Twitter is a great place for hot takes of all sorts, and that is just as true in the world of US sports betting regulation as anything else.
One common topic of debate: How many states are going to legalize sports wagering? Could we see as many as six in 2018? One lobbyist seems to think so.
Six states for sports betting?
This take came from a lobbyist for Orrick, Herrington & Sutcliffe:
Six states seems aggressive, given that we’ve only seen one state — West Virginia — pass a law so far this year. But Kudon is no garden-variety lobbyist. He’s helped get laws passed in nearly 20 states in recent years as it relates to daily fantasy sports.

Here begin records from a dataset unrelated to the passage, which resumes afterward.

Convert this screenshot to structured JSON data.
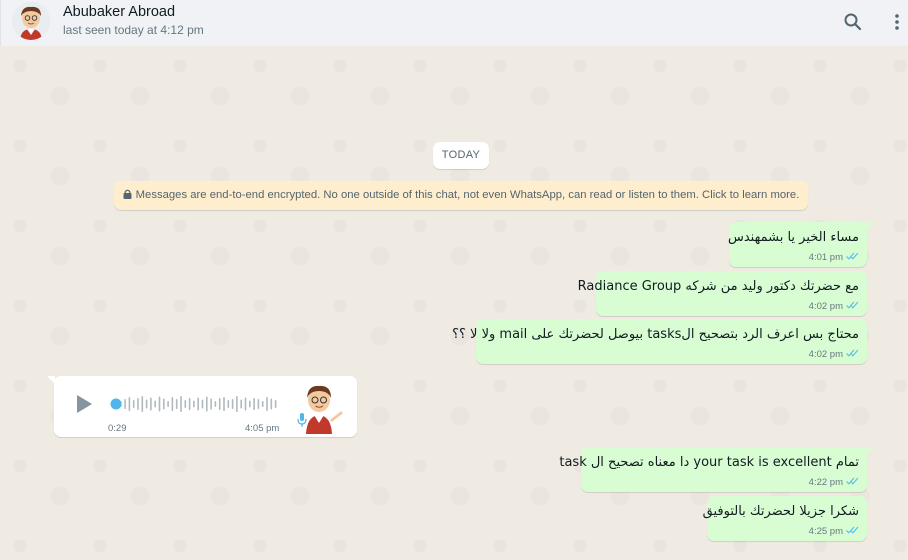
{
  "header": {
    "contact_name": "Abubaker Abroad",
    "status": "last seen today at 4:12 pm",
    "icons": [
      "search-icon",
      "menu-dots-icon"
    ]
  },
  "chat": {
    "date_divider": "TODAY",
    "encryption_notice": "Messages are end-to-end encrypted. No one outside of this chat, not even WhatsApp, can read or listen to them. Click to learn more.",
    "messages": [
      {
        "text": "مساء الخير يا بشمهندس",
        "time": "4:01 pm",
        "status": "read"
      },
      {
        "text": "مع حضرتك دكتور وليد من شركه Radiance Group",
        "time": "4:02 pm",
        "status": "read"
      },
      {
        "text": "محتاج بس اعرف الرد بتصحيح الtasks بيوصل لحضرتك على mail ولا لا ؟؟",
        "time": "4:02 pm",
        "status": "read"
      },
      {
        "text": "تمام  your task is excellent دا معناه تصحيح ال task",
        "time": "4:22 pm",
        "status": "read"
      },
      {
        "text": "شكرا جزيلا لحضرتك بالتوفيق",
        "time": "4:25 pm",
        "status": "read"
      }
    ],
    "voice_message": {
      "duration": "0:29",
      "time": "4:05 pm",
      "progress": 0
    }
  },
  "colors": {
    "outgoing_bubble": "#d9fdd3",
    "incoming_bubble": "#ffffff",
    "chat_background": "#efeae2",
    "read_tick": "#53bdeb",
    "notice_background": "#ffeecd"
  }
}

And Orrick is a part of the lobbying effort for sports betting on behalf of the NBA and Major League Baseball. So if he speaks, we listen.
How likely is 6?
If I am handicapping it, I am still betting the under on six, despite the weight that Kudon’s Twitter characters carry. Some of the states that seemed to have a good chance of passing something have run into speed bumps.

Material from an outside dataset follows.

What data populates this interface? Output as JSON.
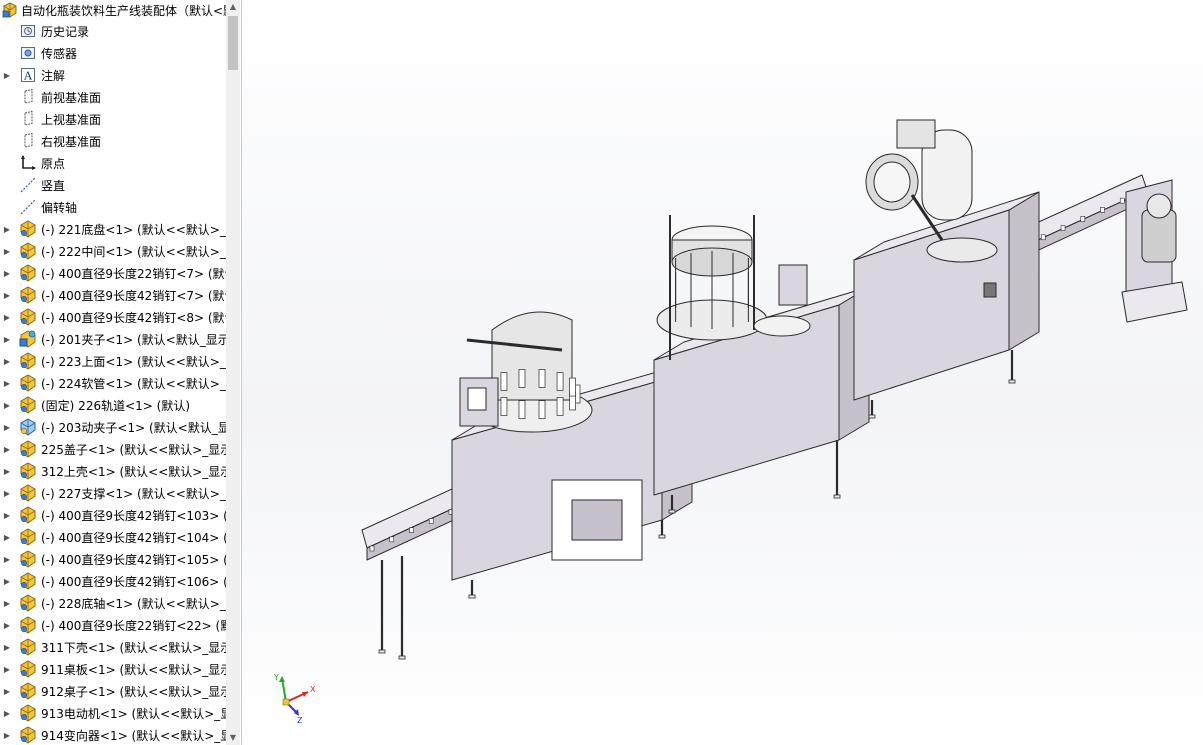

You can take a look at the legislative calendar so far for states that have at least broached the subject of sports betting. If we count WV and New Jersey — where a new bill popped — two states in 2018 seems like a no-brainer.
Several states seem like they will continue to consider the issue into the summer, including possibly Michigan and Illinois. But forecasting more than a handful of states with new laws seems difficult to do with the information we have right now.
All of this, of course, assumes New Jersey wins the Supreme Court sports betting case, in which a decision is pending. Some states appear to be waiting for a decision to come before they really start the discussion. And if that decision doesn’t come until the end of June, it shortens the calendar even more for legislatures trying to act.
And so we wait for sports betting…
The next time a decision could come from the Supreme Court is May 14.
The good news is time is getting short. In less than two months, we’ll definitely know the answer one way or another. And until then, we’ll keep guessing at what the court will rule and which states will legalize it.